Андрей Чернихов: Поговорим о языке: твои «любимые ноты», любимые «словосочетания». Ведь наступает момент в нашей жизни, когда очень важно самоидентифицировать собственный язык. Ты пробовал сделать свой набор, знаешь, как суповой у повара?
Борис Воскобойников: Откровенно говоря, нет. Задача этой книги — посмотреть на свою работу со стороны, увидеть, что же всё-таки сделано и насколько это интересно. Сложно остановиться на каких-то приоритетах, потому что развиваешься постоянно.
Андрей: Тем не менее, наступает период, когда ты осознаёшь свою принадлежность к определённому кругу идей и представлений. Когда ты можешь уже формулировать свою картину мира или хотя бы пристрастия. Мы ориентируемся, порой бессознательно, на тех мастеров, кто нам близок, и те культурные коды, в которых нам комфортно жить и работать.
Борис: Это получается само: происходит очищение смыслов, и ты останавливаешься на чём-то самом главном, но свести всё к двум-трём именам сложно. В какой-то момент увлечён Алваро Сиза, в какой-то — Ричардом Мейером, Эдуарду Соуту де Моура или Кампо Баэсе — каждый, безусловно, оказывает своё влияние. Но потом, начиная анализировать, понимаешь, что между ними много общего, и именно это общее формирует то внутреннее качество, которое создаёт ядро культурного кода.
Андрей: Опять же о языке... Архитекторам на самом деле говорить о своём языке очень трудно. Тот язык, на котором мы говорим с пространством и в пространстве — мы должны его ещё и вербально описать. Например, для Бродского в поэзии главное — о чём он пишет в письме своему другу Якову Гордину — не сюжет, не ритм, а именно композиция, что, казалось бы, важнее для архитектора, чем для поэта.
Борис: Для архитектора важны и ритм, и работа с материалом, и скульптурное чувство формы, и, конечно, композиция. Но я всегда стремился к тому, чтобы архитектурное высказывание было максимально простым. То есть мне бы очень хотелось сделать такой объект, в котором проведена одна линия, и всё получилось.
Андрей: Магическая.
Борис: Да, волшебная линия или точка. И этого достаточно. Мне действительно хочется добиться некоторой чистоты, поэтому один из основных принципов моей работы — постараться по возможности убрать всё лишнее из собственного проекта. Думаю, я сейчас ближе к тому, что мне бы хотелось, чем лет 10–15 назад.

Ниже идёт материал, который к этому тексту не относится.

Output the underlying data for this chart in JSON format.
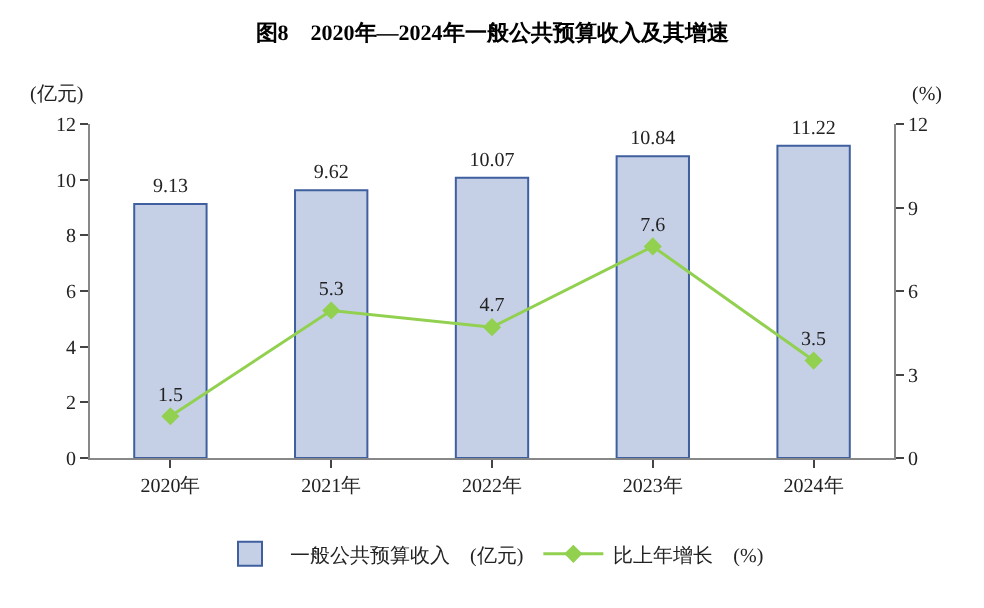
{
  "chart_data": {
    "type": "bar",
    "title": "图8　2020年—2024年一般公共预算收入及其增速",
    "ylabel": "(亿元)",
    "y2label": "(%)",
    "categories": [
      "2020年",
      "2021年",
      "2022年",
      "2023年",
      "2024年"
    ],
    "series": [
      {
        "name": "一般公共预算收入　(亿元)",
        "color": "#c5d0e6",
        "values": [
          9.13,
          9.62,
          10.07,
          10.84,
          11.22
        ]
      },
      {
        "name": "比上年增长　(%)",
        "type": "line",
        "axis": "y2",
        "marker": "diamond",
        "color": "#92d050",
        "values": [
          1.5,
          5.3,
          4.7,
          7.6,
          3.5
        ]
      }
    ],
    "ylim": [
      0,
      12
    ],
    "yticks": [
      0,
      2,
      4,
      6,
      8,
      10,
      12
    ],
    "y2lim": [
      0,
      12
    ],
    "y2ticks": [
      0,
      3,
      6,
      9,
      12
    ],
    "data_labels": true,
    "grid": false,
    "legend": "bottom"
  }
}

Андрей: Ольга Александровна Седакова, когда ей в Париже задали вопрос о простоте, ответила: «Этому надо очень долго учиться, и я надеюсь, что уже сейчас подошла на склоне лет к этому состоянию». А как ты ощущаешь в себе самом эту простоту, о которой говоришь?
Борис: Меньше сомнений. Уходят ненужные детали, появляется больше смелости в решениях, проекты становятся энергичнее, а цель, которая изначально устанавливается мной в каждом проекте, достигается меньшими средствами. И часто лучший проект создаётся как будто без моего участия. Раньше всё достигалось какими-то усилиями, стремлением сделать. Сейчас я словно стою рядом с собой и наблюдаю за тем, как это случается. Мне начинает казаться, что в профессии мы как бы выражаем нечто большее, чем «я» — мы просто считываем и проявляем то, что уже где-то существует.
Андрей: То есть ты своё «я» пытаешься не то что растворить, но как бы нивелировать, не воспроизводить его везде. А Заха Хадид, напротив, являет себя во всех деталях своих зданий: в наклонах стен, в потолках, в скамьях — всюду.
Борис: Безусловно, Заха Хадид, скажем так, гипервыразительна. Но если говорить об Алваро Сиза или Эдуарду Соуту де Моура, у них совершенно другой метод работы — гораздо более спокойный и, на мой взгляд, взвешенный, поэтому чем старше они становятся, тем проще работают.
Андрей: Когда смотришь на твои работы, есть ощущение, что в них присутствуют и Кандинский, и Миро, и Генри Мур, и многие другие. Кого ты считаешь своими вдохновителями в этом пантеоне?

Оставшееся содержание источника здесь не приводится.